EUROPA. Liberalizzazione servizi postali, la discussione in Parlamento

Il Parlamento Europeo sta discutendo in queste ore la direttiva che conclude il processo di liberalizzazione dei servizi postali aprendo alla concorrenza gli invii di plichi di meno di 50 grammi. I deputati auspicano che ciò avvenga a partire dal 1° gennaio 2011, due anni dopo quanto previsto dalla Commissione. Chiedono inoltre prezzi ragionevoli a prescindere dalla situazione geografica e la gratuità dei servizi postali per i non vedenti, nonché garanzie circa l’indennizzo in caso di danneggiamento o smarrimento della posta.

Per comprendere a fondo le ragioni alla base del provvedimento, HC riporta di seguito l’intervista al relatore Markus Ferber apparsa il sito internet dell’europarlamento.

D. Quale sarà il cambio maggiore per i cittadini europei con l’introduzione della terza direttiva postale?
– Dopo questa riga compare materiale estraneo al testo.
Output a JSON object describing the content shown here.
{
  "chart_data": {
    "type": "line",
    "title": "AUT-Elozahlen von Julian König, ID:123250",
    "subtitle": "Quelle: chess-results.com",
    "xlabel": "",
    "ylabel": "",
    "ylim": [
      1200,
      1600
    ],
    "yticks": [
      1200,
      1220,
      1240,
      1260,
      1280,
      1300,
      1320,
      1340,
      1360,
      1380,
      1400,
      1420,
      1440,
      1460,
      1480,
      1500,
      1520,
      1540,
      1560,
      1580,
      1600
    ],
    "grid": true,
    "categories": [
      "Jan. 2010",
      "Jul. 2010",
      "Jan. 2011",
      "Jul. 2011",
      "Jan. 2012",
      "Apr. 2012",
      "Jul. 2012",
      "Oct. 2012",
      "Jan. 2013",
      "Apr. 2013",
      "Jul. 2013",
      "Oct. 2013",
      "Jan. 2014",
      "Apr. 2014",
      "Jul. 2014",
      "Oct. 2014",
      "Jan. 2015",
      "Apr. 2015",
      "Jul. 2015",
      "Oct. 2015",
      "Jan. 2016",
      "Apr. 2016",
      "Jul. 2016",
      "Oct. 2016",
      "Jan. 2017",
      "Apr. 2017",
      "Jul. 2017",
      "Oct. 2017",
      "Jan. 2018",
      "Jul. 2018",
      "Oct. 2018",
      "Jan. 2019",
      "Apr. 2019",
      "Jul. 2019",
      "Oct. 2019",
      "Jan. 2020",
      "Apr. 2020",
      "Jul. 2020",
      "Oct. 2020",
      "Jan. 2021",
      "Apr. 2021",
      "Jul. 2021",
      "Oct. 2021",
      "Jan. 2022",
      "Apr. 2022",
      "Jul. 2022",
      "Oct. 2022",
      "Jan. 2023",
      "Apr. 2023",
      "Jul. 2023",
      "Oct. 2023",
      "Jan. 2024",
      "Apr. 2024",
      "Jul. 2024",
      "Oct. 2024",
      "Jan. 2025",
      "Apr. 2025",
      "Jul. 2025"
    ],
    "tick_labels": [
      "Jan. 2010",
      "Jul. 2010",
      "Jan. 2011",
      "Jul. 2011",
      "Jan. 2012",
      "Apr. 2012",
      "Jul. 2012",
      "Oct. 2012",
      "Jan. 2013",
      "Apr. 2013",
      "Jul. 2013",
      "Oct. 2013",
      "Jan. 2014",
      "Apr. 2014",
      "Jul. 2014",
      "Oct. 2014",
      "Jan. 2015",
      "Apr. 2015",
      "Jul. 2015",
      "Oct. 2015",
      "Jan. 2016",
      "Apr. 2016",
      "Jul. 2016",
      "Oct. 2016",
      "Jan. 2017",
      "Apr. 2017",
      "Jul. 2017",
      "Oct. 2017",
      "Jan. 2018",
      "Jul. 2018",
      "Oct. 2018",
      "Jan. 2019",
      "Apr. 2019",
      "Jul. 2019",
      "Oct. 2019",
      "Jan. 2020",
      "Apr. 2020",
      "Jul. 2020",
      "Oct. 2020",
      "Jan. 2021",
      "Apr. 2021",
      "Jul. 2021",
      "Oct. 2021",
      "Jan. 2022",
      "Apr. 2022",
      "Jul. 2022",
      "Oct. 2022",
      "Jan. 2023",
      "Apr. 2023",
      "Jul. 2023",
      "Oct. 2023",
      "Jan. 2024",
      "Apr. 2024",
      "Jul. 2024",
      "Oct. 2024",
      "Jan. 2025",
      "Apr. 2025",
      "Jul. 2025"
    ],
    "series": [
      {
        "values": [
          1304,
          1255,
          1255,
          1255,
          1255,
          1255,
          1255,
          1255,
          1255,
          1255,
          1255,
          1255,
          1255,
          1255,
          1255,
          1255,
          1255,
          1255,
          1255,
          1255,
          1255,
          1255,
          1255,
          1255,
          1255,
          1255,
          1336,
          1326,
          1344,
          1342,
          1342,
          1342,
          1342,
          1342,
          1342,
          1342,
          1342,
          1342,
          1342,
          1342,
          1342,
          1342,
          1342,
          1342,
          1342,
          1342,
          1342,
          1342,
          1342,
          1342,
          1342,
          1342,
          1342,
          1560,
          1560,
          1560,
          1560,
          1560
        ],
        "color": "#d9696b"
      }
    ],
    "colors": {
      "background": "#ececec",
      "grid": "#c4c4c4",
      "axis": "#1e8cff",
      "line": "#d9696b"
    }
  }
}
R. "Finalmente si creerà un mercato interno europeo per i servizi postali – esordisce Ferber – con maggiore concorrenza e di conseguenza migliori servizi e prodotti innovativi per i consumatori. L’esperienza ci insegna che in queste condizioni i consumatori potranno finalmente scegliere fra una vasta gamma di prodotti e prezzi, come succede per i pacchi postali, settore già liberalizzato, con risultati sorprendenti. E lo stesso avverrà per le lettere. Se ad esempio non ho fretta che una lettera giunga rapidamente al destinatario è bene che il suo prezzo scenda di molto…invece se una lettera è urgente, sarà importante che venga consegnata il giorno dopo. L’approccio odierno privilegia il consumatore, con migliori condizioni, diversificate e adatte alle esigenze di ciascuno."

D. L’Unione europea si batte da tempo contro i monopoli nazionali, ma quello postale si è dimostrato resistente al cambio. Cosa rende la situazione così difficile?

R. "Tutti i servizi postali derivano da monopoli nazionali, ma l’attuale status quo non risponde più alle esigenze dei cittadini e del mercato – dichiara Ferber. É vero, liberalizzare questi servizi ha richiesto più tempo…abbiamo iniziato assieme alla Commissione europea nel 1991. Nel 1997 e nel 2002 il Parlamento e il Consiglio hanno trovato l’accordo per la prima liberalizzazione del settore. Dal gennaio 2006 il mercato delle lettere oltre 50 grammi è stato definitivamente liberalizzato e ora completiamo l’opera con questa terza direttiva."

D. Molti temono che questa ulteriore liberalizzazione sferzi un duro colpo ai lavoratori e vada a discapito della qualità del servizio nelle aree più remote. Condivide queste paure?

R. "Capisco questi timori…siamo al lavoro da tempo proprio per fornire la risposta più giusta. La Commissione europea ha pubblicato numerosi studi al riguardo; nella commissione parlamentare trasporti abbiamo organizzato molti gruppi di lavoro sul tema e siamo giunti a un accordo di compromesso bilanciato. Vogliamo solamente che i consumatori approfittino di un mercato aperto alla concorrenza, pur se chiediamo ai singoli Stati membri di applicare regole severe riguardo le condizioni di lavoro nel settore postale. La questione del servizio universale – per un servizio che assicuri che tutte le lettere arrivino dappertutto in Europa – non è così drammatica come sembra.

Gli Stati membri avranno la possibilità di scegliere un’azienda che assicuri tale servizio, e non dobbiamo dimenticarci che molti Stati membri hanno già da tempo liberalizzato questo settore, com’è il caso del Regno Unito. E l’esperienza dimostra chiaramente come nessuno debba preoccuparsi di rimaner tagliato fuori dai servizi postali. Potremo ancora spedire le nostre lettere nelle aree più remote dell’Unione europea e essere sicuri che arrivino a destinazione!